| Detropia


Heidi Ewing and Rachel Grady

USA, 2012


Review by Katherine Follett

Posted on 17 May 2012

Source Projected DVD

Categories The 2012 Independent Film Festival Boston

This year, the Independent Film Festival of Boston presented two documentaries about the decline of Detroit. Burn focused on the city’s firefighters as they battle an onslaught of arson, neglect, and budget shortfalls while Detroit’s population flees. Detropia filmmakers Heidi Ewing and Rachel Grady choose to view the city through a wide-angle lens, following a range of people who create a haunting collage of an entire American landscape in decline.

You can see why filmmakers find poetry in the empty-socketed wastes of this post-industrial city. Many shots in Detropia linger on empty homes, deserted streets, and crumbling warehouses. The buildings are haunted, spookily beckoning. Spots of eerie, scrappy life pop up here and there through squatters, opportunists, graffiti artists, and even the encroaching prairie. Expert filming, editing, and a pitch-perfect soundtrack only enhance the sad loveliness.
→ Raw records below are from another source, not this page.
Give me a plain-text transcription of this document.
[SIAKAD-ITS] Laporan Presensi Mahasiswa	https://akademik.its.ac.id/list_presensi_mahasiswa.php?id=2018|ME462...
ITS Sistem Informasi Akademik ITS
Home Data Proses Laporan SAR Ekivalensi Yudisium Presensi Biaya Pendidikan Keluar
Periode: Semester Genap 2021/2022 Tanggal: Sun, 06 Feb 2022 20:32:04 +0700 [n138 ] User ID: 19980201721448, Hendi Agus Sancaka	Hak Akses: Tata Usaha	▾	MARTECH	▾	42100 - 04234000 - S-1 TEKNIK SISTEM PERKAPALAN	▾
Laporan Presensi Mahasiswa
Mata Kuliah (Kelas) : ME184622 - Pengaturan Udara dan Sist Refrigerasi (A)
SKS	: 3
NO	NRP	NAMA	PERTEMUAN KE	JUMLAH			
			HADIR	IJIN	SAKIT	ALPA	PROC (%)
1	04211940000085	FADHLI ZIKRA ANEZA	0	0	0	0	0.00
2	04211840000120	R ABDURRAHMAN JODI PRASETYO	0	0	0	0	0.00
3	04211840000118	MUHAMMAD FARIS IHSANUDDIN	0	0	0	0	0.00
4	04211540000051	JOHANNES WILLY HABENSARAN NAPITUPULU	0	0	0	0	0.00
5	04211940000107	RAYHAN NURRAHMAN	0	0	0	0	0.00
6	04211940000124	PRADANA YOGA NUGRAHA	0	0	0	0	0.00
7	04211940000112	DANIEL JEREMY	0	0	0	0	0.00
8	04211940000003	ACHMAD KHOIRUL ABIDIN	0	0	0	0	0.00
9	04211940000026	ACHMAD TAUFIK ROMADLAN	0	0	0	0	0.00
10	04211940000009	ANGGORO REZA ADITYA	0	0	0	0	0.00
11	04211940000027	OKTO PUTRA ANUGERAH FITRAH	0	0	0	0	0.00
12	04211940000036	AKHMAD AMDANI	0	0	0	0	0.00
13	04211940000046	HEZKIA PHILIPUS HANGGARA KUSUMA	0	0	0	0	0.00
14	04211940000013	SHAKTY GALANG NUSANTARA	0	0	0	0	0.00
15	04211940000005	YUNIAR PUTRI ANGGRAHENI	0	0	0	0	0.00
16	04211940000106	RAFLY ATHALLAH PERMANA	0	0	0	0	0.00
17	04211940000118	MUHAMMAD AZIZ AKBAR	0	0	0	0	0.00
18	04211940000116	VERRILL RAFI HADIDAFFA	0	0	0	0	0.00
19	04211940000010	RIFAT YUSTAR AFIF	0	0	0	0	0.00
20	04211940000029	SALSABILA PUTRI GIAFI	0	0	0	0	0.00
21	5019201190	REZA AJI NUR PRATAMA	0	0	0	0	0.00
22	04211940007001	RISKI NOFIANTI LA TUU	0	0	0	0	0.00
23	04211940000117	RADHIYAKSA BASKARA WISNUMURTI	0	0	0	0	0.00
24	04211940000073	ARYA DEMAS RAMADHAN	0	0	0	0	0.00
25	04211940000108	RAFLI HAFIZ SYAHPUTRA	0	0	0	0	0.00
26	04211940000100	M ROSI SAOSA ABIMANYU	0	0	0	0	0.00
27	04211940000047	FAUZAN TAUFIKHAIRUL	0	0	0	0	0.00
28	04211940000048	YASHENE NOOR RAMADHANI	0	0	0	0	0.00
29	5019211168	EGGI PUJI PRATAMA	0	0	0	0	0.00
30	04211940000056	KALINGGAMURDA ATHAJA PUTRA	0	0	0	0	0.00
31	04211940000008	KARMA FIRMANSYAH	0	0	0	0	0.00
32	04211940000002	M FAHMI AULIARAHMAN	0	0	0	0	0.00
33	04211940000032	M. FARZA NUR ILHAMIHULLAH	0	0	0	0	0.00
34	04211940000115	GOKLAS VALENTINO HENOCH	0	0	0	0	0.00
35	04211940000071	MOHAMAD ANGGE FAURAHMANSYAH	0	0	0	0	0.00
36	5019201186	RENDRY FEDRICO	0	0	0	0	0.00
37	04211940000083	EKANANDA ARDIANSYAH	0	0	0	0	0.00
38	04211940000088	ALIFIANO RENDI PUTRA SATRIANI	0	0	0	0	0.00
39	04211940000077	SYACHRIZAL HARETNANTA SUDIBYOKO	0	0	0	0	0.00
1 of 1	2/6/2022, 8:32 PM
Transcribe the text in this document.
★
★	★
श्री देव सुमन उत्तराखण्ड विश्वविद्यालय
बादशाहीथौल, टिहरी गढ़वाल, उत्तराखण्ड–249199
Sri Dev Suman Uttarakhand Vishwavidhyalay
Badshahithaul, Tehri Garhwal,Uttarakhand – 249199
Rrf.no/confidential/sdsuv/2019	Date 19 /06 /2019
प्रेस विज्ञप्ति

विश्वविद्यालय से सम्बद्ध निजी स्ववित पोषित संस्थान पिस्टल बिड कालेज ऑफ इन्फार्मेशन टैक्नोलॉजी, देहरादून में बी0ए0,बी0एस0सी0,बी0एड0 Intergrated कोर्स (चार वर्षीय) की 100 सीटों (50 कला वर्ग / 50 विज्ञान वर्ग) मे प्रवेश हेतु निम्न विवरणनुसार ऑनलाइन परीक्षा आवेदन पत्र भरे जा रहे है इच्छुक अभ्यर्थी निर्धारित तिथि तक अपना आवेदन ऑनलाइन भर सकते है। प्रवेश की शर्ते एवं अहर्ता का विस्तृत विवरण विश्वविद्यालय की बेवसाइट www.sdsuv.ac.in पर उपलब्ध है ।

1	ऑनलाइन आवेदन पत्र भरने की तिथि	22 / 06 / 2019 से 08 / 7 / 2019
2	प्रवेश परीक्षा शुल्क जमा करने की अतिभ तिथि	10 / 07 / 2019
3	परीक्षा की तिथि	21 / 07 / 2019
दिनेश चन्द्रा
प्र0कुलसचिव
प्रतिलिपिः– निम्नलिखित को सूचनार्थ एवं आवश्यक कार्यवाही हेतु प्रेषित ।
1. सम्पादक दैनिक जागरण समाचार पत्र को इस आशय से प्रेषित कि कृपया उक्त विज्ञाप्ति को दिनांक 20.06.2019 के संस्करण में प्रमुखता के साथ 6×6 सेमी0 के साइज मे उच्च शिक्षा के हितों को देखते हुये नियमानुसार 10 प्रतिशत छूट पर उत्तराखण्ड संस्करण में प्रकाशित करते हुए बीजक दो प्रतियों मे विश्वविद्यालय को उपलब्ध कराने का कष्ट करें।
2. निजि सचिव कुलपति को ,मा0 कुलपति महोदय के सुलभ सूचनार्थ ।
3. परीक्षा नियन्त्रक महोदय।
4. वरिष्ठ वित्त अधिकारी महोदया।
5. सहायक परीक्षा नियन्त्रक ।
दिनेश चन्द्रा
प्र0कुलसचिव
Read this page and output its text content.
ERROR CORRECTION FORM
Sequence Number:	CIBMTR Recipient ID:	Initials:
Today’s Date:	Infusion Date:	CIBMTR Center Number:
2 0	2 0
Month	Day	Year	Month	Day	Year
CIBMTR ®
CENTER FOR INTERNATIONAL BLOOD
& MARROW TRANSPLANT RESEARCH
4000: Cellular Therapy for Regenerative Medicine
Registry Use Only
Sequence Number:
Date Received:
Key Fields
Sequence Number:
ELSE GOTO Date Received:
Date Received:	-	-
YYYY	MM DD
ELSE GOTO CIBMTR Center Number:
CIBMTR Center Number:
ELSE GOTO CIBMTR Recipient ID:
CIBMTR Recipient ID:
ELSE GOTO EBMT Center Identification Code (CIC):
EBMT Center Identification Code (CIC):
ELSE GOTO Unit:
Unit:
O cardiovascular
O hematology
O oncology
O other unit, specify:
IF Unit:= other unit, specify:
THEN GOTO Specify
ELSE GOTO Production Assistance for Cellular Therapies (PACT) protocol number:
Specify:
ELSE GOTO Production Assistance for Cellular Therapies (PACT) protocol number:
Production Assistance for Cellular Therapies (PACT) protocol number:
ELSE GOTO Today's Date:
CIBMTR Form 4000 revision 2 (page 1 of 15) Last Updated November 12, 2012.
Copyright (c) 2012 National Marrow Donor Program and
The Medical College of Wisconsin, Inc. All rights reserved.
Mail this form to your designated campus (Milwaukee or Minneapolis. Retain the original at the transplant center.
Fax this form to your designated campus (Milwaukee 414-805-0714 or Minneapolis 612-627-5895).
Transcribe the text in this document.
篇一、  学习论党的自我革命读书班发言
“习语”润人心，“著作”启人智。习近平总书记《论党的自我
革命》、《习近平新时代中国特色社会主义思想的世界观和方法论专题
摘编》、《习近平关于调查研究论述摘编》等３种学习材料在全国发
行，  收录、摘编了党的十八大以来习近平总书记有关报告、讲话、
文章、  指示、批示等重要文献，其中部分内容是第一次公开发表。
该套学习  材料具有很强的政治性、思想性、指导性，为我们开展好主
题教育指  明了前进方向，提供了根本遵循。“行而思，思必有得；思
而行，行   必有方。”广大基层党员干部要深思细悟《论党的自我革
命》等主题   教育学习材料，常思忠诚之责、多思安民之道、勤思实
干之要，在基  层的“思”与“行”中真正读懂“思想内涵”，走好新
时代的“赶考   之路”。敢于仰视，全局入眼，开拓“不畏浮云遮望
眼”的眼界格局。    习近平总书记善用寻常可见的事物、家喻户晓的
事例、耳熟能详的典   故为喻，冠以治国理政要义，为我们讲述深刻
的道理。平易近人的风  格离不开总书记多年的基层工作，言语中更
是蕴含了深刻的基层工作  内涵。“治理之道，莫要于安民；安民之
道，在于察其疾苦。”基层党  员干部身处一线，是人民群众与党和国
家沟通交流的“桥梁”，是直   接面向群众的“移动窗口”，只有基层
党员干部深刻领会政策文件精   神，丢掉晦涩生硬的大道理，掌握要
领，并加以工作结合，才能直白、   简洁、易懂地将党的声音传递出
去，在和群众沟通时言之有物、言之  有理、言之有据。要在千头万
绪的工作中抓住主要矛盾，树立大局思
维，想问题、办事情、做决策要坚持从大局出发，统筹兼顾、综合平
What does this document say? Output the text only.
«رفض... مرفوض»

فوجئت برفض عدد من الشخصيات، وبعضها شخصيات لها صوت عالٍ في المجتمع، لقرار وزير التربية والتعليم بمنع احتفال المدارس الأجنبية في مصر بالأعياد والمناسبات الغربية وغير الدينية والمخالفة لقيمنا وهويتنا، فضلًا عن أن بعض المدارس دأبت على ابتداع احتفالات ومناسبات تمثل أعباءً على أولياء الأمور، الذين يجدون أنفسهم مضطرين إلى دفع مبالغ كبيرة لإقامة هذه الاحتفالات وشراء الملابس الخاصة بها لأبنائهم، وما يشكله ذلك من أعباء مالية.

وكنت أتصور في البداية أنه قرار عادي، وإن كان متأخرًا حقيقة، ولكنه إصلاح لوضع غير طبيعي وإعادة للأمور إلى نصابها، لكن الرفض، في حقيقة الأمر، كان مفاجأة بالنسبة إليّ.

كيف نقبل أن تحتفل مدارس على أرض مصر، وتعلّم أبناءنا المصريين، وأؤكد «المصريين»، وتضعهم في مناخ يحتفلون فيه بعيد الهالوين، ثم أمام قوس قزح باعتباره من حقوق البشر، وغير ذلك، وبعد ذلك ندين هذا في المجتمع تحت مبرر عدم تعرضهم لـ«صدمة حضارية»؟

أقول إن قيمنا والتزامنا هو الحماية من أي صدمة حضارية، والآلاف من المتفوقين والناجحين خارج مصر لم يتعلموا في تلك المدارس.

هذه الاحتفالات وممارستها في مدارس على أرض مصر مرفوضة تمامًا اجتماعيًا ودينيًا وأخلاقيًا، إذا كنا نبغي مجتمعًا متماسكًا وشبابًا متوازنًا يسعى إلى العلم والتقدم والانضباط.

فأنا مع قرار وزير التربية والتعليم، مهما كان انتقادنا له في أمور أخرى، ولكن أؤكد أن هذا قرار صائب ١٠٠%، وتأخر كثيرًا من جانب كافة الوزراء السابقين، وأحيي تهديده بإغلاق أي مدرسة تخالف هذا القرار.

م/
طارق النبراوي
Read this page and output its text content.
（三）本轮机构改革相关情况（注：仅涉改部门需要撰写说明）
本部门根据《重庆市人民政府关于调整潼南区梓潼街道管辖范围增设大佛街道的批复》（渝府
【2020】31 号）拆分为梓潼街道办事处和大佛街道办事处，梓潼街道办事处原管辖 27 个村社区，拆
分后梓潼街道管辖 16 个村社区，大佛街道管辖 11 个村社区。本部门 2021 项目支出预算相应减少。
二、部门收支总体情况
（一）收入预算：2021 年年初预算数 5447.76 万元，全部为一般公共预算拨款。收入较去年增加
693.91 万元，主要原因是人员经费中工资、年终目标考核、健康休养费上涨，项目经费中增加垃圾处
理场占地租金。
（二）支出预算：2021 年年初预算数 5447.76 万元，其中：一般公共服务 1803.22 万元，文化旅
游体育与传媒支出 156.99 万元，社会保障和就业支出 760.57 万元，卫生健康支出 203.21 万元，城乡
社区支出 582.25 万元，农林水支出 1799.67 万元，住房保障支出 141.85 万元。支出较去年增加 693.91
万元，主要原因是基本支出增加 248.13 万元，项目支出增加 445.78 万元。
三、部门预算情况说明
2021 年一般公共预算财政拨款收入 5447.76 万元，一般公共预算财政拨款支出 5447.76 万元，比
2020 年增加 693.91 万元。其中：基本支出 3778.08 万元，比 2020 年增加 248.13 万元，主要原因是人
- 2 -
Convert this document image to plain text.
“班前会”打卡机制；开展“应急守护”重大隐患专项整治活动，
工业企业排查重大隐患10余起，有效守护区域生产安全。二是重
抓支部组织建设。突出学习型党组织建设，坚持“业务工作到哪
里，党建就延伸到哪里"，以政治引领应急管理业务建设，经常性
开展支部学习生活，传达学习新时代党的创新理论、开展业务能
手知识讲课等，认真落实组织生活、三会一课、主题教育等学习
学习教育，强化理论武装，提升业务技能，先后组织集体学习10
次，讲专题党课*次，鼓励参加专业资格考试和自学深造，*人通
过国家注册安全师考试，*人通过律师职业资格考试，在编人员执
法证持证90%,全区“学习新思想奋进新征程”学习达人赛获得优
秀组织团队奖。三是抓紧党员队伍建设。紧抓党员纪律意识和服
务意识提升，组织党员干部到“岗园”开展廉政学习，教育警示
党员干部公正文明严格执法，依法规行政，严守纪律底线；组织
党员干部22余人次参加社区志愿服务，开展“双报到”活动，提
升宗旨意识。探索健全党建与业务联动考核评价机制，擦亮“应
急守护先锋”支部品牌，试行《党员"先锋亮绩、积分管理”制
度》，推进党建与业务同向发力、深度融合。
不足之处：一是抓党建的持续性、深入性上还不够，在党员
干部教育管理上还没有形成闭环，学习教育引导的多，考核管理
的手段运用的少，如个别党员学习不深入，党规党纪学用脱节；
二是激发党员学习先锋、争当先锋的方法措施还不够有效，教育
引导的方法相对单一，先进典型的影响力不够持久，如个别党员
The citizens who remain in Detroit also seem unaccountably drawn to the beauty of this decay, even as they lament the loss of the city’s vitality. A blogger who makes her living as a barista spends her free time spelunking in abandoned apartment houses, wistfully imagining the lives of those who left. A group of unemployed men ransack an industrial building at dusk, carting off what scrap metal they can sell and then gathering around a fire to muse on the strange economy they find themselves in, correctly speculating where both the lost manufacturing jobs and their current scavenging go (China, where as one man succinctly put it, “they can make shit and send it back here and sell it for more.”) A young opera singer delights in the acoustics of an enormous, empty, window-blown building. Through the eyes of this documentary, the melancholy of the fading city is strangely compelling.

But Detropia is not content to dwell on haunting decay. The filmmakers take pains to show the frustration and sadness of those who remember what Detroit used to be. Union president George McGregor is caught in the middle as he fights for living wages and benefits for the workers he represents without spooking the management to move the company overseas (they eventually leave for Mexico). Throughout his losing battle, he remains cheerfully nostalgic for Detroit’s past: the Cadillacs, Motown music, and sense of self-determination that used to be the rewards of Michigan manufacturing. Retired schoolteacher Tommy Stevens owns a nightclub near plants that have already been abandoned. Though his tavern is a rare spot of light, sound, and happiness in the neighborhood, he recalls how much better things used to be, and he is pointedly pessimistic about the future. He attends an annual car expo and sees Chinese manufacturers displaying an electric car for half the price of the much-ballyhooed Chevy Volt. When a GM salesperson insists that the American-made models are superior in quality, Stevens wisely replies, “That’s what you guys said about Hondas thirty years ago.” Stevens opines that Detroit is a bell-wether for the rest of the United States, that the loss of manufacturing will drag down the economy, influence, and quality of life of the entire nation. Those of us who are lucky enough to live where the recession landed only a glancing blow might dismiss this idea if Stevens hadn’t already proved himself so astute.

While the film mostly keeps a hands-off tone, letting the subjects speak for themselves, it does aim a notably jaundiced eye toward the few possibilities for revitalization. Mayor David Bing’s plan to abandon peripheral neighborhoods and relocate citizens closer to the center of the city is met with some outrage, but mostly a shrugging futility. One citizen nonchalantly comments that the mayor’s plans are irrelevant because nobody in Detroit can ever get anything done anyway. A few scenes take place at the Detroit Opera, an opulent holdout of the auto industry’s remaining barons, but it too falls victim to budget shortfalls. With the freefall of real-estate prices came a small influx of bohemians, whose race and background stand in stark contrast to the mostly African-American working- to middle-class families that have seen their livelihoods disappear. A few of these outsiders display the worst of disaster tourism. A pair of artists who met in Hawaii marvel at the apartment they can afford, and then literally “put a bird on it” on an abandoned building. A European man orders coffee at the cafe where blogger Crystal Starr works, obliviously complimenting her on her city’s appealing decay (and then huffily insisting that his “Harry Potter” glasses were “inspired by Italian architecture!”). What saves the filmmakers themselves from falling into a similar trap is their continuing respect for the citizens of Detroit and their grounding worry that this city may only be the first step in a nationwide decline. Given that this isn’t 2012’s only powerful feature documentary on the downfall of this city, it’s a worry worth taking seriously.